Hønnås Arne, Reimers Arne, Spigset Olav
Avdeling for klinisk farmakologi, St. Olavs hospital, 7006 Trondheim, Norway.
Tidsskr Nor Laegeforen. 2010 Jul 1;130(13):1334-6. doi: 10.4045/tidsskr.09.1163.
In 2007, new Norwegian guidelines suggested that serum concentrations of digitoxin should be in the interval 8 - 15 nmol/l, which is about 50 % lower than previous recommendations.
We studied trends in dosing and serum concentrations of digitoxin in the period 2000 - 08, based on 13 054 serum samples sent to our laboratory for analysis in that period.
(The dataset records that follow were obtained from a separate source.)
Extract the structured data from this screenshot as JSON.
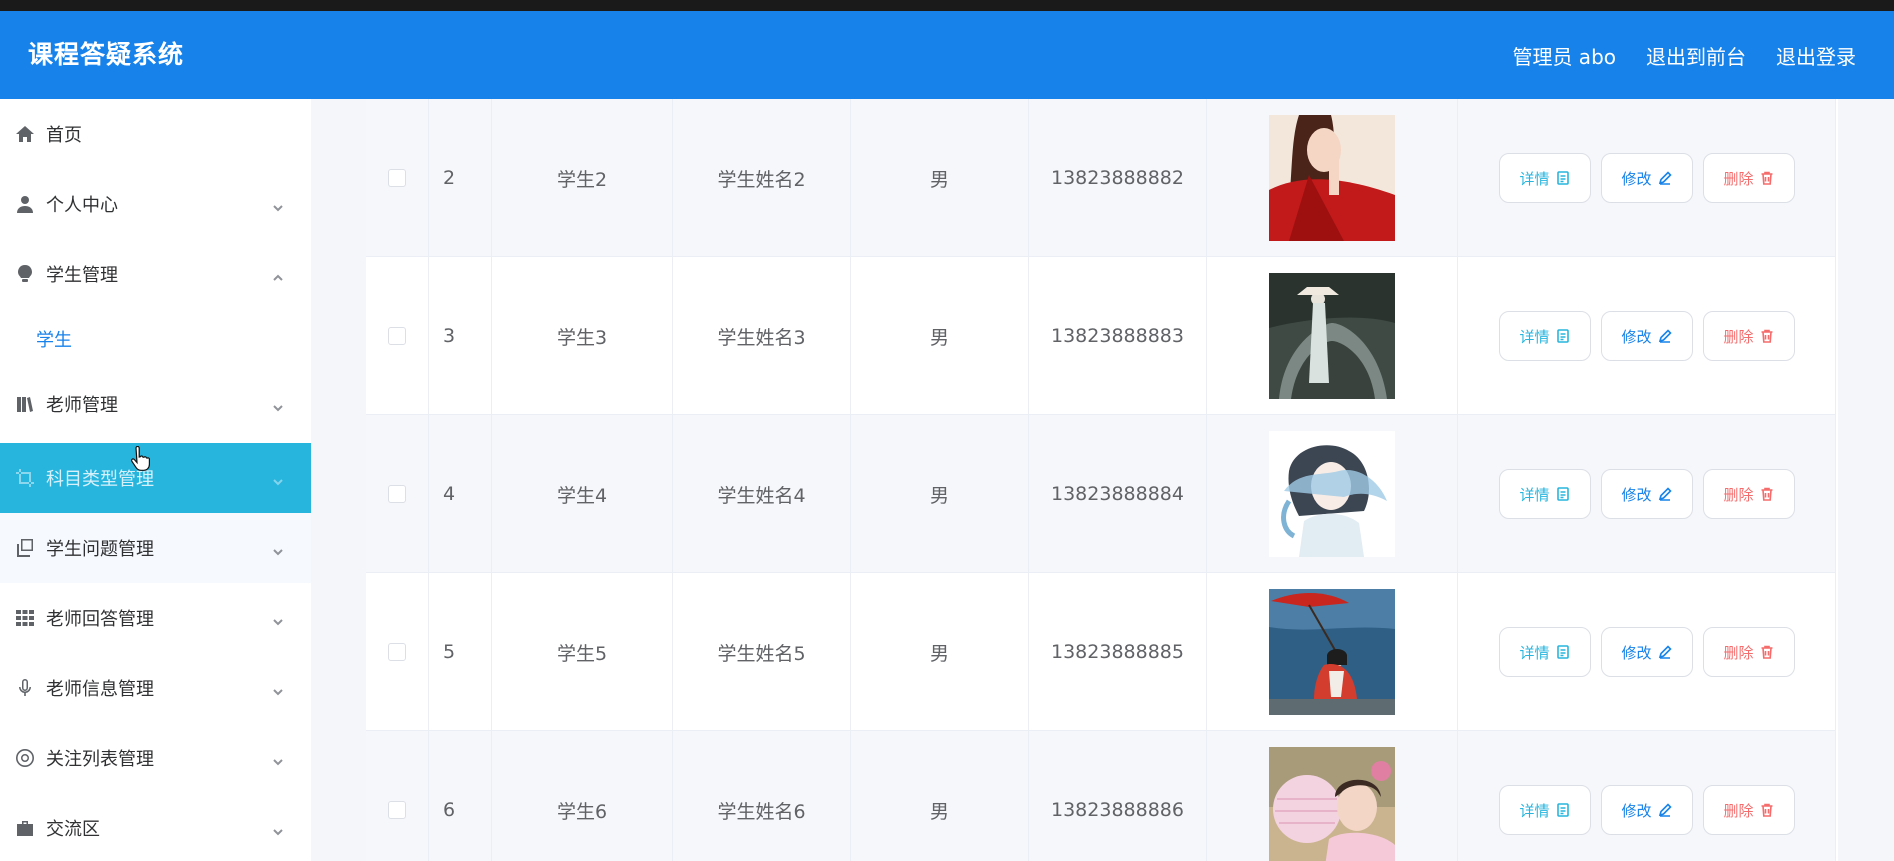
{
  "header": {
    "brand": "课程答疑系统",
    "user_label": "管理员 abo",
    "to_front_label": "退出到前台",
    "logout_label": "退出登录"
  },
  "sidebar": {
    "items": [
      {
        "label": "首页",
        "icon": "home-icon"
      },
      {
        "label": "个人中心",
        "icon": "user-icon"
      },
      {
        "label": "学生管理",
        "icon": "bulb-icon",
        "expanded": true,
        "children": [
          {
            "label": "学生"
          }
        ]
      },
      {
        "label": "老师管理",
        "icon": "books-icon"
      },
      {
        "label": "科目类型管理",
        "icon": "crop-icon",
        "highlighted": true
      },
      {
        "label": "学生问题管理",
        "icon": "copy-icon"
      },
      {
        "label": "老师回答管理",
        "icon": "grid-icon"
      },
      {
        "label": "老师信息管理",
        "icon": "mic-icon"
      },
      {
        "label": "关注列表管理",
        "icon": "lifebuoy-icon"
      },
      {
        "label": "交流区",
        "icon": "briefcase-icon"
      }
    ]
  },
  "table": {
    "buttons": {
      "detail": "详情",
      "edit": "修改",
      "delete": "删除"
    },
    "rows": [
      {
        "index": "2",
        "account": "学生2",
        "name": "学生姓名2",
        "gender": "男",
        "phone": "13823888882",
        "photo": "woman-red-robe-illustration"
      },
      {
        "index": "3",
        "account": "学生3",
        "name": "学生姓名3",
        "gender": "男",
        "phone": "13823888883",
        "photo": "figure-on-stone-bridge"
      },
      {
        "index": "4",
        "account": "学生4",
        "name": "学生姓名4",
        "gender": "男",
        "phone": "13823888884",
        "photo": "watercolor-portrait"
      },
      {
        "index": "5",
        "account": "学生5",
        "name": "学生姓名5",
        "gender": "男",
        "phone": "13823888885",
        "photo": "girl-with-red-umbrella-by-lake"
      },
      {
        "index": "6",
        "account": "学生6",
        "name": "学生姓名6",
        "gender": "男",
        "phone": "13823888886",
        "photo": "girl-with-pink-lantern"
      }
    ]
  },
  "colors": {
    "header_bg": "#1783ea",
    "active_menu_bg": "#27b5de",
    "submenu_text": "#1783ea",
    "detail": "#27b5de",
    "edit": "#1783ea",
    "delete": "#f56c6c"
  }
}
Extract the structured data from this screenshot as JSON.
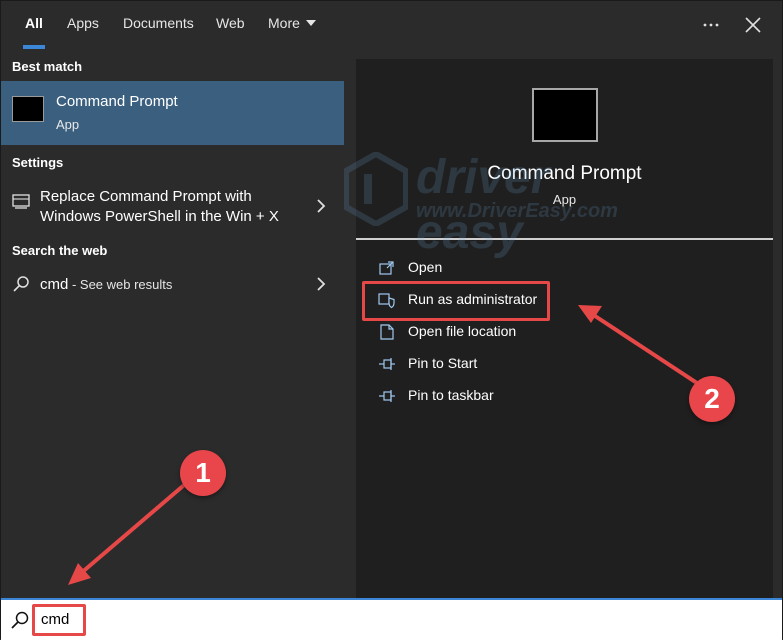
{
  "tabs": [
    {
      "label": "All",
      "active": true
    },
    {
      "label": "Apps"
    },
    {
      "label": "Documents"
    },
    {
      "label": "Web"
    },
    {
      "label": "More"
    }
  ],
  "top_icons": {
    "more": "ellipsis-icon",
    "close": "close-icon"
  },
  "left": {
    "best_match_heading": "Best match",
    "best_match": {
      "title": "Command Prompt",
      "subtitle": "App"
    },
    "settings_heading": "Settings",
    "settings_item": {
      "line1": "Replace Command Prompt with",
      "line2": "Windows PowerShell in the Win + X"
    },
    "web_heading": "Search the web",
    "web_item": {
      "query": "cmd",
      "suffix": " - See web results"
    }
  },
  "right": {
    "title": "Command Prompt",
    "subtitle": "App",
    "actions": [
      {
        "label": "Open",
        "icon": "open-icon"
      },
      {
        "label": "Run as administrator",
        "icon": "shield-icon"
      },
      {
        "label": "Open file location",
        "icon": "file-location-icon"
      },
      {
        "label": "Pin to Start",
        "icon": "pin-icon"
      },
      {
        "label": "Pin to taskbar",
        "icon": "pin-icon"
      }
    ]
  },
  "watermark": {
    "brand": "driver easy",
    "url": "www.DriverEasy.com"
  },
  "search": {
    "value": "cmd"
  },
  "annotations": {
    "badge1": "1",
    "badge2": "2",
    "color": "#e64848"
  }
}
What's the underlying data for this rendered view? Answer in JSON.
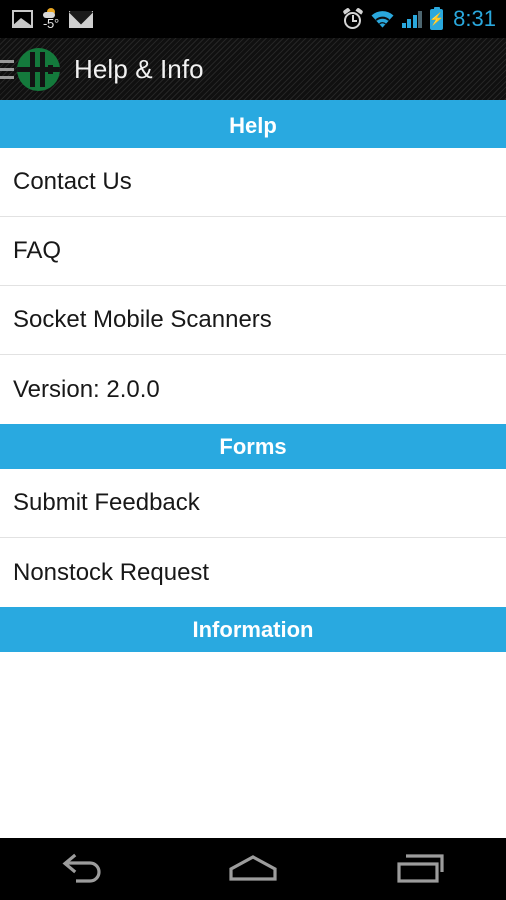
{
  "status_bar": {
    "icons_left": [
      "gallery-icon",
      "weather-icon",
      "mail-icon"
    ],
    "weather_temp": "-5°",
    "icons_right": [
      "alarm-icon",
      "wifi-icon",
      "signal-icon",
      "battery-charging-icon"
    ],
    "clock": "8:31",
    "clock_color": "#2aa8dd"
  },
  "action_bar": {
    "drawer_icon": "hamburger-menu-icon",
    "logo_icon": "app-logo-icon",
    "logo_color": "#147a3c",
    "title": "Help & Info",
    "accent_color": "#29a9e0"
  },
  "sections": [
    {
      "header": "Help",
      "items": [
        {
          "label": "Contact Us"
        },
        {
          "label": "FAQ"
        },
        {
          "label": "Socket Mobile Scanners"
        },
        {
          "label": "Version: 2.0.0"
        }
      ]
    },
    {
      "header": "Forms",
      "items": [
        {
          "label": "Submit Feedback"
        },
        {
          "label": "Nonstock Request"
        }
      ]
    },
    {
      "header": "Information",
      "items": []
    }
  ],
  "nav_bar": {
    "back": "back-icon",
    "home": "home-icon",
    "recents": "recents-icon"
  },
  "colors": {
    "section_blue": "#29a9e0",
    "list_text": "#181818",
    "divider": "#e2e2e2",
    "bar_dark": "#1c1c1c"
  }
}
The median serum concentration of digitoxin was stable until the end of 2006 (at about 25 nmol/l); then it gradually decreased from 2007 until the end of 2008 (to 19 nmol/l). The mean daily dose decreased from 66 microg to 56 microg in the study period. At a given dose, patients above 85 years of age had serum concentrations that were almost twice as high as those for patients younger than 55 years. This age effect was particularly pronounced from 65 years.
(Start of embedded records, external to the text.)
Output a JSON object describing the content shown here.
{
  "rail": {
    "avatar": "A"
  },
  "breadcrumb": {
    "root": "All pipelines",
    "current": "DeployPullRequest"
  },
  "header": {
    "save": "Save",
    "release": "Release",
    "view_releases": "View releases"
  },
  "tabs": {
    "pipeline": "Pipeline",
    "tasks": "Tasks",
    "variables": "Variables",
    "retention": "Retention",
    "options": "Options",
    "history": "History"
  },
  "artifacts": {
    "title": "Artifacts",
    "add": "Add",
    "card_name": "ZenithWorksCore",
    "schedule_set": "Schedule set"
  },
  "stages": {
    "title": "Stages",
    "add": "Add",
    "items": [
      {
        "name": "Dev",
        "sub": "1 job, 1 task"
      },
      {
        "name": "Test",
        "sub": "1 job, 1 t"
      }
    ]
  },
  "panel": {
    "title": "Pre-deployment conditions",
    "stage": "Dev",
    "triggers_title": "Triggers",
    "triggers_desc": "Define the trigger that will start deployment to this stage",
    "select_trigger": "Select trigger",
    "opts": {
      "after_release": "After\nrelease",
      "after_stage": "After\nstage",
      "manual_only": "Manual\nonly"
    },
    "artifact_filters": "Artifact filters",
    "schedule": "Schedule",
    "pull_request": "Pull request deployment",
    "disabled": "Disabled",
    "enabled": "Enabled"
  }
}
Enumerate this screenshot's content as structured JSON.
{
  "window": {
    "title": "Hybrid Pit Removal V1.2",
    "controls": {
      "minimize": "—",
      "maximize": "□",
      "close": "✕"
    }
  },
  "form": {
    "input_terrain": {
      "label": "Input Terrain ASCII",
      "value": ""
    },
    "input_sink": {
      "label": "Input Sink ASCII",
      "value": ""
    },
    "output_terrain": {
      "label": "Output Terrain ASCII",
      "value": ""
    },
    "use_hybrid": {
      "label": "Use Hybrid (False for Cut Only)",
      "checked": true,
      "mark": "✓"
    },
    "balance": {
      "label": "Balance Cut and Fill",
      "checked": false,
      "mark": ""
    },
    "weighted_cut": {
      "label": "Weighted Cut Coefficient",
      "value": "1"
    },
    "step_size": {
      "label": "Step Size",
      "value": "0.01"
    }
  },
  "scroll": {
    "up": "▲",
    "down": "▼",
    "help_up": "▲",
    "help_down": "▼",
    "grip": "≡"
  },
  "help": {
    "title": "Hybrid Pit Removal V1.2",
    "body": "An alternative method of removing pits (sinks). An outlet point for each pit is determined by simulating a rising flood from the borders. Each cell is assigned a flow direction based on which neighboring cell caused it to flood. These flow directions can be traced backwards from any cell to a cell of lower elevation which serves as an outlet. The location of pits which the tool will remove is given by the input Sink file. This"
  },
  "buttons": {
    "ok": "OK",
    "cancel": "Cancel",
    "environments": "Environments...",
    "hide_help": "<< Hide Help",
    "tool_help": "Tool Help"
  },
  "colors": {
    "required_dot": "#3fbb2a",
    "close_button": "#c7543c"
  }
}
Serum concentrations of digitoxin have gradually decreased after 2007, but are often higher than the new reference range. To obtain serum concentrations within the new reference interval, doses at least as low as those currently recommended should be used, particularly in the oldest patients.
2007年,挪威新指南建议洋地黄毒苷的血清浓度应在8 - 15纳摩尔/升之间,这比之前的建议值低约50%。
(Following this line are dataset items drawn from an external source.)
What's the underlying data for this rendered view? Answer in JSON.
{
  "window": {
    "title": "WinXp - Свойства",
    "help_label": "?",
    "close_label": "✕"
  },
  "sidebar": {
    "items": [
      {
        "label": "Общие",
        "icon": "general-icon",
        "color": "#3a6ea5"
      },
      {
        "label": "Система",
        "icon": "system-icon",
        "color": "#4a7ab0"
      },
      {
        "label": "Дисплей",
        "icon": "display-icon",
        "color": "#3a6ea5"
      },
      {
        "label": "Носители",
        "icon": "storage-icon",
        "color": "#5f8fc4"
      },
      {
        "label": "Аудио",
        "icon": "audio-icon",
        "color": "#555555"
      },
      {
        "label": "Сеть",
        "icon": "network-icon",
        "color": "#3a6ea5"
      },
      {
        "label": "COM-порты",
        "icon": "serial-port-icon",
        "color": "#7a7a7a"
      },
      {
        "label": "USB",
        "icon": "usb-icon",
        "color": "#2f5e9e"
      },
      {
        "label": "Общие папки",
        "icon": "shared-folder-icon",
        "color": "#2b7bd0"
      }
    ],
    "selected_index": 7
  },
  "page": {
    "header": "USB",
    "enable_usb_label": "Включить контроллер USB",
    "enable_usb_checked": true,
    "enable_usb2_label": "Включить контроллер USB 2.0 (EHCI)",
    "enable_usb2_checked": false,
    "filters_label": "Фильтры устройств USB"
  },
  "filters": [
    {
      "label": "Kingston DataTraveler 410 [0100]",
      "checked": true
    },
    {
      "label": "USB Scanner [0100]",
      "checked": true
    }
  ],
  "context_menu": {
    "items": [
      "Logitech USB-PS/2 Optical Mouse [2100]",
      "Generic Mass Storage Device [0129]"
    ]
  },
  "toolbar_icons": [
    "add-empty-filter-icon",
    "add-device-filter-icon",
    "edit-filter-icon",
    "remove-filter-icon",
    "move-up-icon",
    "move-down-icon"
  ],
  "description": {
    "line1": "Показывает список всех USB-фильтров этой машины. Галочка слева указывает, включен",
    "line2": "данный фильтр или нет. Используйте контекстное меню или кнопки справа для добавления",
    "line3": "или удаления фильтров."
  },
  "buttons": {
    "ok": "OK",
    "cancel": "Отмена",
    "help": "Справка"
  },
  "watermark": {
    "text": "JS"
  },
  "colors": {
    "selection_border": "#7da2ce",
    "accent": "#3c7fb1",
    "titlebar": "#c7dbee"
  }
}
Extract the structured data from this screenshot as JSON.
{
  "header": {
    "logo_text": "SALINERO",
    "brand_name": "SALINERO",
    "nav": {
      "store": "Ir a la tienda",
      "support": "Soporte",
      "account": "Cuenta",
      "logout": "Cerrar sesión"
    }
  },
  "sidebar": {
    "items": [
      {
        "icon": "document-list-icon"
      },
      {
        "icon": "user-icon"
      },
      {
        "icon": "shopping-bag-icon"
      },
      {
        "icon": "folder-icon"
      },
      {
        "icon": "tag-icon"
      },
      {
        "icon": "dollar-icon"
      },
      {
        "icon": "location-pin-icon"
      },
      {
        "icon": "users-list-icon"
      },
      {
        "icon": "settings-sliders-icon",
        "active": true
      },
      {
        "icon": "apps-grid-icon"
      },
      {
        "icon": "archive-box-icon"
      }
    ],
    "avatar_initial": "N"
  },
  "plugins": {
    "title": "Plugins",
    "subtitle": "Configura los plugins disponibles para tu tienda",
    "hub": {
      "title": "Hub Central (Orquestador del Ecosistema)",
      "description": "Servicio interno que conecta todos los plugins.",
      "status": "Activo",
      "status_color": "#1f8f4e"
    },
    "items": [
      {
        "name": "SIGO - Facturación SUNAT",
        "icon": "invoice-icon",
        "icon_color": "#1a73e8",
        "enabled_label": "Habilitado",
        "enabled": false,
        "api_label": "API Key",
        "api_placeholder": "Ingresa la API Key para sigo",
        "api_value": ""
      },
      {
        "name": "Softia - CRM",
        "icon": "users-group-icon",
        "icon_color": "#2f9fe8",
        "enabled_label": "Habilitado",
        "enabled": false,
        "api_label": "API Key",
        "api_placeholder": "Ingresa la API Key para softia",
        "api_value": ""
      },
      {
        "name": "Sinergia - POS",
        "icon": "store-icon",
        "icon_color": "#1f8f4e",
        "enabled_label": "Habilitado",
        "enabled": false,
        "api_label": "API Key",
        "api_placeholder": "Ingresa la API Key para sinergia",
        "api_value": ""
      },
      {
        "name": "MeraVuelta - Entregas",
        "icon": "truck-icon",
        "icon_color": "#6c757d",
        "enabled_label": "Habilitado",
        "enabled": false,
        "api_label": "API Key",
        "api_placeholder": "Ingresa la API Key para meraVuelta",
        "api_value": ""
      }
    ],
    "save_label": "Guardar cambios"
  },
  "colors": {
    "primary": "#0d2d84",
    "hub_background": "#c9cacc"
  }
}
我们基于2000年至2008年期间送至我们实验室进行分析的13054份血清样本,研究了该时间段内洋地黄毒苷的给药趋势和血清浓度。
洋地黄毒苷的血清浓度中位数在2006年底前保持稳定(约为25纳摩尔/升);随后从2007年至2008年底逐渐下降(降至19纳摩尔/升)。研究期间平均每日剂量从66微克降至56微克。在给定剂量下,85岁以上患者的血清浓度几乎是55岁以下患者的两倍。这种年龄效应从65岁起尤为明显。
2007年后洋地黄毒苷的血清浓度逐渐下降,但仍常高于新的参考范围。为使血清浓度处于新的参考区间内,应使用至少与当前推荐剂量一样低的剂量,尤其是在老年患者中。